Seth Stern, director of advocacy at the Freedom of the Press Foundation, said that decades of US Supreme Court precedent affirmed the right of the media to publish government secrets.

“That is essentially the job description of an investigative journalist. The law is also clear that the government can’t require people to contract away a constitutional right, like the right to obtain and publish secrets, in exchange for a benefit, like access to government buildings or press credentials,” Stern told Al Jazeera.

“This policy operates as a prior restraint on publication, which is considered the most serious of First Amendment violations. As we learned in the Pentagon Papers case, the government cannot prohibit journalists from public information merely by claiming it’s a secret or even a national security threat.”

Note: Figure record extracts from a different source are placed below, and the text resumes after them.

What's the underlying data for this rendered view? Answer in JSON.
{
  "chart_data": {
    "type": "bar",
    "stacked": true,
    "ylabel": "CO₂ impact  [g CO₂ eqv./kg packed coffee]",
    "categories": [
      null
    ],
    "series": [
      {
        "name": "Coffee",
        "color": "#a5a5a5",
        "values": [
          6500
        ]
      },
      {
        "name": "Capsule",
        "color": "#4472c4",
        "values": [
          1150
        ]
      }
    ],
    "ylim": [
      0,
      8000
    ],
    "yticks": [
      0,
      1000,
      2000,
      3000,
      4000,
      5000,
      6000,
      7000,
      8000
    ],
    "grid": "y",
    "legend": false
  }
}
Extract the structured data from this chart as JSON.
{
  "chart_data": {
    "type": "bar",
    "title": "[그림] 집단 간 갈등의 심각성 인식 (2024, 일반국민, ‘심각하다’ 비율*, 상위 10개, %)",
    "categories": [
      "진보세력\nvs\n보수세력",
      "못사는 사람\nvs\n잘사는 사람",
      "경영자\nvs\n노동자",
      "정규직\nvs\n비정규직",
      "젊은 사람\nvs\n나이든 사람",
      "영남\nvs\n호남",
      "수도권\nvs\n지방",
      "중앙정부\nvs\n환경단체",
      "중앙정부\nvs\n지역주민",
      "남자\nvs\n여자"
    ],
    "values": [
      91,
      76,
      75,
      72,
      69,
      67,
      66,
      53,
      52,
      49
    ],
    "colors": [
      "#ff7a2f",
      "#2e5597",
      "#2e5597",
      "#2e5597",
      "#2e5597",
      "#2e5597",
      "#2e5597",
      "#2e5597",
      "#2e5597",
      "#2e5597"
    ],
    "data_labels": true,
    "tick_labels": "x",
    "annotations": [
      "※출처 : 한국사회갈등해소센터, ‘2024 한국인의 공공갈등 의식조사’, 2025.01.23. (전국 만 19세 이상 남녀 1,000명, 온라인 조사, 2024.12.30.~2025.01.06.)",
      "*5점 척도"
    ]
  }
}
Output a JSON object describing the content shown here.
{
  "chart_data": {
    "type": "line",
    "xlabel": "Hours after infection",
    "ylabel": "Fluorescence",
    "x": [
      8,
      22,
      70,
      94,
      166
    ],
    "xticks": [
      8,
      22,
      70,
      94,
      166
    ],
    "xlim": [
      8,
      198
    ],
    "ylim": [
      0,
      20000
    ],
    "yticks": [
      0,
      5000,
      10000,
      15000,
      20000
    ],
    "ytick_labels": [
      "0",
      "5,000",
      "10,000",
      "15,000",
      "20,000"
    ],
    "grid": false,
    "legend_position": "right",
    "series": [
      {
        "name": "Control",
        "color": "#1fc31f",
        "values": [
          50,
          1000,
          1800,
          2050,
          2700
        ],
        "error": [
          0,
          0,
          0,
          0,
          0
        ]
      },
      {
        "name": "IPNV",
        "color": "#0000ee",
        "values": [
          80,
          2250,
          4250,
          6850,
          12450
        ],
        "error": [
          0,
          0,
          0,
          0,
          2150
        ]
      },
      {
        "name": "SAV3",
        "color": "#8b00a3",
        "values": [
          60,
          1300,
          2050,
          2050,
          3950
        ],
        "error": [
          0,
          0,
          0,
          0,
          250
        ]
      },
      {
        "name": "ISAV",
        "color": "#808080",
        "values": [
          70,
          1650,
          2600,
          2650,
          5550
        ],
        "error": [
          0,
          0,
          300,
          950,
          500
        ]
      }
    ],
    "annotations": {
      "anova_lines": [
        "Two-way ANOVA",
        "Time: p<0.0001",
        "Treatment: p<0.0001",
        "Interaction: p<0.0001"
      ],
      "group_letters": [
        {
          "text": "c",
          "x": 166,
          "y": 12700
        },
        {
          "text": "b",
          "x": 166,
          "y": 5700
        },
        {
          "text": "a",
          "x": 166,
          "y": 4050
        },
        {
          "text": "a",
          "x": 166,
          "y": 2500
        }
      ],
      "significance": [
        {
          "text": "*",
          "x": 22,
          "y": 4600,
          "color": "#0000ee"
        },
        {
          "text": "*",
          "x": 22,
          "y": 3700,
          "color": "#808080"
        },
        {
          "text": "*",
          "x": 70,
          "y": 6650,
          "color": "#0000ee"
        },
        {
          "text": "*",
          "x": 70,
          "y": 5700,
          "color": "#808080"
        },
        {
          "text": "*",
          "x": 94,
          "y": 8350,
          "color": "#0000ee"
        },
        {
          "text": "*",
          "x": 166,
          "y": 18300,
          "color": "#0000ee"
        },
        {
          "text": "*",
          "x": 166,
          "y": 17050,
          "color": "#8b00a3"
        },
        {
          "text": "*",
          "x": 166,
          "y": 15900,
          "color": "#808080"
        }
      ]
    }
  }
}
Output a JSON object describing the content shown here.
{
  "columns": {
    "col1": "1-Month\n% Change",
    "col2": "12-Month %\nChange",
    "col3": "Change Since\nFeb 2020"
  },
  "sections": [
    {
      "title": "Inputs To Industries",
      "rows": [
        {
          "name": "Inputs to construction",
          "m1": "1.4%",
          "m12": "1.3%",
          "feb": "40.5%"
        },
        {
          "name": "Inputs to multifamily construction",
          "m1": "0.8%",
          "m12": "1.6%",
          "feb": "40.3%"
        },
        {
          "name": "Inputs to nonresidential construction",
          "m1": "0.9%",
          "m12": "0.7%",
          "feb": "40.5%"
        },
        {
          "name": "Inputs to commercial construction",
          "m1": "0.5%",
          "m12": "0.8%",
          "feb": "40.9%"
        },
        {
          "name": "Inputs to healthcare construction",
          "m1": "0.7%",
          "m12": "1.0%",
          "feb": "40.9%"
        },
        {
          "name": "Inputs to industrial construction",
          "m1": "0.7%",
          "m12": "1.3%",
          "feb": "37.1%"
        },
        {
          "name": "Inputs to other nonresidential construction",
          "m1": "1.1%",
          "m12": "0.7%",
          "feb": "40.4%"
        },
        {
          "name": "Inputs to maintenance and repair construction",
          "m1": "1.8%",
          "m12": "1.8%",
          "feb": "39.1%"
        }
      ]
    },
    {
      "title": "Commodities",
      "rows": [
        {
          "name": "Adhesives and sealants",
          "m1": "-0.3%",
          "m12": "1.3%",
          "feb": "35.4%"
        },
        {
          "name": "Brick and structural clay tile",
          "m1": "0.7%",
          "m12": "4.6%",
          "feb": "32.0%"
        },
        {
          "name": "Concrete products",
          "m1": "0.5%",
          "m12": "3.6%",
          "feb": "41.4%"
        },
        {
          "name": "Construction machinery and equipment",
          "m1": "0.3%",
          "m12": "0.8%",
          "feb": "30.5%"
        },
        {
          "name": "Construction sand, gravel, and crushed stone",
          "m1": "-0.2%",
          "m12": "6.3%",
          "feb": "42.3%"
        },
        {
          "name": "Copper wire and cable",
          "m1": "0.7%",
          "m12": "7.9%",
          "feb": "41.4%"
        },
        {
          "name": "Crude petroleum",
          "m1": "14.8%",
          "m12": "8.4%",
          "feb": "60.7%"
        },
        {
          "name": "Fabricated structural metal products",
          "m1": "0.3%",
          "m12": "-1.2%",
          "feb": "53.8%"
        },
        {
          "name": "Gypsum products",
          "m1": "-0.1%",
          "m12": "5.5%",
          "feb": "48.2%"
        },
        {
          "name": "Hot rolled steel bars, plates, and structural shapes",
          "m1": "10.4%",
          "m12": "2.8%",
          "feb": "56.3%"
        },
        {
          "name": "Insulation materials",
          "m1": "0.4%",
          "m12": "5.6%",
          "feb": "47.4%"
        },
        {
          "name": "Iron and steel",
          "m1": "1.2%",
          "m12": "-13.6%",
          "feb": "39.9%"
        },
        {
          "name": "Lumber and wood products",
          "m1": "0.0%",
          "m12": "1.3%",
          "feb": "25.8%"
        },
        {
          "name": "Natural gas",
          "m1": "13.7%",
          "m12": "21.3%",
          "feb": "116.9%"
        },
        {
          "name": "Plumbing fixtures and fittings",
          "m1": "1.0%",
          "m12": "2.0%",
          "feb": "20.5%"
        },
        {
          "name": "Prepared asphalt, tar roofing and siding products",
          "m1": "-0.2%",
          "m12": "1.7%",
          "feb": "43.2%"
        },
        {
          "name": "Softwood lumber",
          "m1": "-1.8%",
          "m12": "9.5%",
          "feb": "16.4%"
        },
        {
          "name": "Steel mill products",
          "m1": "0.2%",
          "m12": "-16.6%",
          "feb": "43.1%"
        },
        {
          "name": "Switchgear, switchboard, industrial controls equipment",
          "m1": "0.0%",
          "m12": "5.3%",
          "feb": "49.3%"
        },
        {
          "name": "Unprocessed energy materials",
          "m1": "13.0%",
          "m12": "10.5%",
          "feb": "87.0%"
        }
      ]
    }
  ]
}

The Pentagon Papers case, aka the New York Times Co. v. United States, refers to a 1971 ruling by the Supreme Court that affirmed the freedom of the press by allowing The New York Times and The Washington Post to publish classified documents detailing the history of US involvement in the Vietnam War.

The Trump administration’s new restrictions are the latest in a series of moves by the US government to curtail the media.

On Wednesday, the ABC announced that it had suspended Jimmy Kimmel’s long-running talk show after the head of the Federal Communications Commission (FCC) threatened regulatory action over remarks the host made about the assassination of the conservative activist Charlie Kirk.

FCC chair Brendan Carr has signalled that further action to rein in voices critical of the administration could be on the way.

In an interview with Fox News on Thursday, Carr, a Trump appointee, said that his agency would continue to hold broadcasters “accountable to the public interest”, and that those who did not like that could “turn their licence in”.

Days before Kimmel’s suspension, Trump filed a $15bn lawsuit accusing The New York Times of defamation, following similar suits against CBS News, ABC News and The Wall Street Journal.

On Friday, a judge in Florida threw out the suit against The New York Times, finding that the complaint relied on “tendentious arguments” and contained “repetitive” and “laudatory” praise of Trump that was not relevant to the case.